How the word 'difficulty' is defined is not made clear, though in any population, one would expect there to be a quantifiable number of children who make relatively slower progress in learning to talk than others of the same chronological age.
Speech acquisition follows a normal distribution, as does most other human attributes: some learn quicker than others! This is well understood and is not surprising. It only constitutes a problem when children are forced into formal learning situations when they are not developmentally ready for such experiences, as is often the case in the UK for children on the less mature end of the spectrum.
What made me laugh out loud was that 'the survey found that around six in 10 parents believe the ability to talk, listen and understand are the most important skills for children to develop during their early years'. Does this mean that four out of ten didn't?
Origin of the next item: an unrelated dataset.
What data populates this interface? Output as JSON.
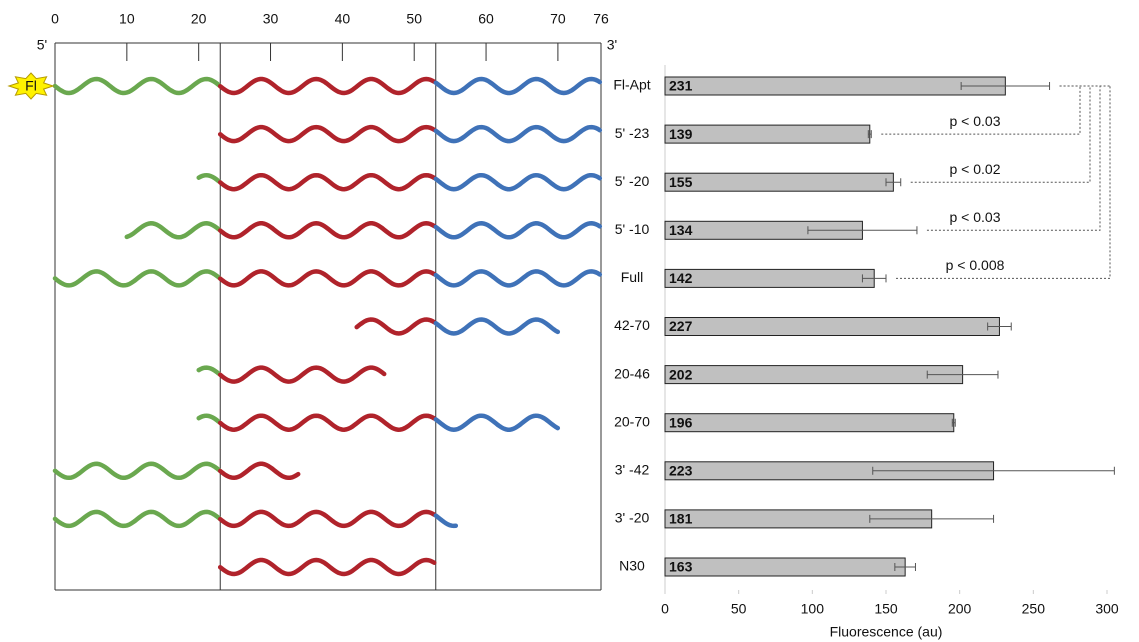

Actually, we know what makes meaningful differences in early years vocabulary development. In a longitudinal study done by Betty Hart and Todd Risley* the difference between the 'high vocabulary growth rates in professors’ children and the lower vocabulary rates of children from families in poverty' was accounted for in the amount of talking that went on in families. And, in case you’re wondering, quality of talk was not the issue. Sheer quantity of talk with lots of positive feedback made all the difference.
* Hart, B. and Risley, T.R., (1995), Meaningful Differences in the Everyday Experience of Young American Children, (2007 edition), London, Paul Brookes Pub Co.